Le Prince nous fit faire à la Spezzia une longue halte. Il observait combien ce golfe si vanté serait favorable pour l’établissement d’un grand port militaire. C’était là l’une des idées du pauvre Napoléon, l’un des rêves à la réalisation desquels il voulait travailler, dès qu’il aurait arraché l’Italie au joug autrichien.

S’il est douloureux de le voir disparaître avant d’avoir rien pu faire pour la cause de la liberté, il est touchant que sa pensée survive tout entière en Louis et que le même dévouement à la cause unie de l’Italie et de la France, ces deux sœurs latines, se mêle aux regrets fraternels qui lui sont donnés. Mais bientôt la route qui se détourne de la mer s’enfonce dans un ravin sombre ; la pluie est venue ; le soir approche ; le temps est si noir, le gîte de Borghetto semble si vilain, que nous nous croyons égarés. Le postillon, en quittant la route pour se jeter rapidement sur la droite, ajoute à cette impression ; mais tout s’éclaircit, tout s’égaye, à l’auberge où il nous a conduits.

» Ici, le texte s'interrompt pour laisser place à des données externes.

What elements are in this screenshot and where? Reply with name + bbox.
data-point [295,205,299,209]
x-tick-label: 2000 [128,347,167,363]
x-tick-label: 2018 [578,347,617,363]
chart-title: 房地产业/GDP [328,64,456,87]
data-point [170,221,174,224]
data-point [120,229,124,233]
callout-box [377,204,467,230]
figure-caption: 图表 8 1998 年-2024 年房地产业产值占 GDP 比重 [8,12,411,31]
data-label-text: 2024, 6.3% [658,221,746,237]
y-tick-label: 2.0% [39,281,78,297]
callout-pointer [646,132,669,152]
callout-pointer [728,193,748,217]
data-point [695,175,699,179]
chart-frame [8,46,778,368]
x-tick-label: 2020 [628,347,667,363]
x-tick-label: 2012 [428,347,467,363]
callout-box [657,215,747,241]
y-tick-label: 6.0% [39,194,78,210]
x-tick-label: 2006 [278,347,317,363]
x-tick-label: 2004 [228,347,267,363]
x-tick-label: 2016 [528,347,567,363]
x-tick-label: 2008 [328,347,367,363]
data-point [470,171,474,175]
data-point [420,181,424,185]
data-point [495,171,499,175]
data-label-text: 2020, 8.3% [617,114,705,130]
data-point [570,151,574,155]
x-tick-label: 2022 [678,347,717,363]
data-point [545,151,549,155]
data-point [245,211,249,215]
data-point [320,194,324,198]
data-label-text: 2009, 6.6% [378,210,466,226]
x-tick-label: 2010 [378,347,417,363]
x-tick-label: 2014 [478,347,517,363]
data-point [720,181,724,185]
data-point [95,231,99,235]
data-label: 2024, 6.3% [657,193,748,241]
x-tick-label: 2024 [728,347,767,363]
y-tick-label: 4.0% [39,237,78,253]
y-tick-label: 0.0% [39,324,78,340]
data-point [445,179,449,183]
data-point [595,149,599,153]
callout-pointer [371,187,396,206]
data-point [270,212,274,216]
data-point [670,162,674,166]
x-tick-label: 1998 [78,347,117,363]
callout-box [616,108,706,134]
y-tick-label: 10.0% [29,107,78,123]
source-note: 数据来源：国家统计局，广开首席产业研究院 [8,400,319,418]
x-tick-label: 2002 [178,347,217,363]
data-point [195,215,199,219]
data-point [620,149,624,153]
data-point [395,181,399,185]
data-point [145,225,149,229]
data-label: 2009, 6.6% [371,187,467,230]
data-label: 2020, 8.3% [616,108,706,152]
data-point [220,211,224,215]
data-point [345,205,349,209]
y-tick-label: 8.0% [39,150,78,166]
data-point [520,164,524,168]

Ma pauvre Reine a un besoin impérieux de belle nature, de soleil, de silence ; rien de cela ne lui manque dans ce pays. Cet air si pur, ce ciel si bleu répété dans la mer, ces jolies anses que suit la route de la corniche, ces villas riantes, ce rivage fertile, tout conspire pour lui faire oublier sa douleur et, pendant quelques heures, elle s’en laisse distraire entièrement. A Chiavari, elle s’arrête pour commander des chaises, qu’on enverra à Arenenberg, s’amuse de ne les payer que douze francs alors qu’elles en auraient coûté vingt-quatre à Paris, et n’aperçoit pas, tandis qu’elle les marchande, une gaminerie nouvelle du Prince et de M. Zappi. Ces messieurs voyagent aujourd’hui dans la seconde voiture, qui est fort en retard sur la nôtre. Ils l’ont fait arrêter à un tournant de la route ; je les vois qui poursuivent une femme et qui disparaissent avec elle derrière un rocher, sans doute pour l’embrasser de force et la lutiner. Ce nouveau trait, joint aux choses qu’ils disent et au plaisir qu’ils prennent aux contes de Boccace, m’éclairent tout à fait sur leur manière d’entendre les sentimens.